Organisations continuously face cyberattacks that unfold over multiple stages, often generating vast volumes of intrusion alerts. While modern intrusion detection systems can flag suspicious activities, they typically produce fragmented and low-level alerts that make it difficult for security analysts to understand the overall attack progression and attacker strategies. Manual analysis of these alerts is time-consuming and does not scale to fast-evolving network environments.

Attack graphs are widely used to model how attackers can potentially progress through systems by exploiting vulnerabilities. Traditional attack graph construction relies heavily on prior knowledge including network topology and vulnerability information. This limits their applicability in real-world settings where zero-day exploits exist and complete system knowledge is unavailable.

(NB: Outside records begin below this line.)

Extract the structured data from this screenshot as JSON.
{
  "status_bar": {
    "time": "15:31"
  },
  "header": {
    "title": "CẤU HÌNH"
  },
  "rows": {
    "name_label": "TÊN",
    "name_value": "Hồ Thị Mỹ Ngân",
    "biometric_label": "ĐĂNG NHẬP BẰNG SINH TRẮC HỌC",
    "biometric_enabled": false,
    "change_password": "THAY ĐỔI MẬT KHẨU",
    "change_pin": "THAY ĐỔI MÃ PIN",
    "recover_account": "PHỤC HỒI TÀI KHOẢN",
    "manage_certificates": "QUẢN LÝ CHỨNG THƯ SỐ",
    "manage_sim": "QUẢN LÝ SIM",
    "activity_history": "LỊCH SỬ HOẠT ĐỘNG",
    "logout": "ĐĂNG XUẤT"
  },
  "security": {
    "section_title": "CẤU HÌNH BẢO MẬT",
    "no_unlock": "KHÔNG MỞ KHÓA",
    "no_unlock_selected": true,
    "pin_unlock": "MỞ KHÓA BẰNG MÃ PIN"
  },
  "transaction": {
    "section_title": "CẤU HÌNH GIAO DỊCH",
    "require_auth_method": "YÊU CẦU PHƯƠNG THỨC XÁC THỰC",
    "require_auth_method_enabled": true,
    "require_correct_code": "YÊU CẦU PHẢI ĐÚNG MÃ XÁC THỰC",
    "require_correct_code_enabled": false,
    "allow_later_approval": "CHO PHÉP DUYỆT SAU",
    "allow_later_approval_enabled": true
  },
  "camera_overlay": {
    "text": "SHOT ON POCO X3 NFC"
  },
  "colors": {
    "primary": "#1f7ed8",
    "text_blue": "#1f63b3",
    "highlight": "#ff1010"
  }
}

Recent research has demonstrated that attack graphs can be automatically generated from intrusion alerts, without relying on explicit vulnerability information. These approaches reconstruct attack paths, reveal attacker strategies, and reduce analyst workload. Complementary work has also explored how alert mining can be used along with attack graphs to reconstruct complete attack scenarios.

Aim/outline

This project aims to explore the use of intrusion alerts and attack graphs for automated cyberattack analysis. The key objectives are to study existing approaches that combine intrusion alerts and attack graphs and to design and implement a method that transforms raw intrusion alerts into attack graphs to support effective attack analysis.

Required knowledge

  • Strong Python programming skills.
  • Have some interest and basic knowledge in cybersecurity.
  • Familiarity with basic concepts such as vulnerability and intrusion detection.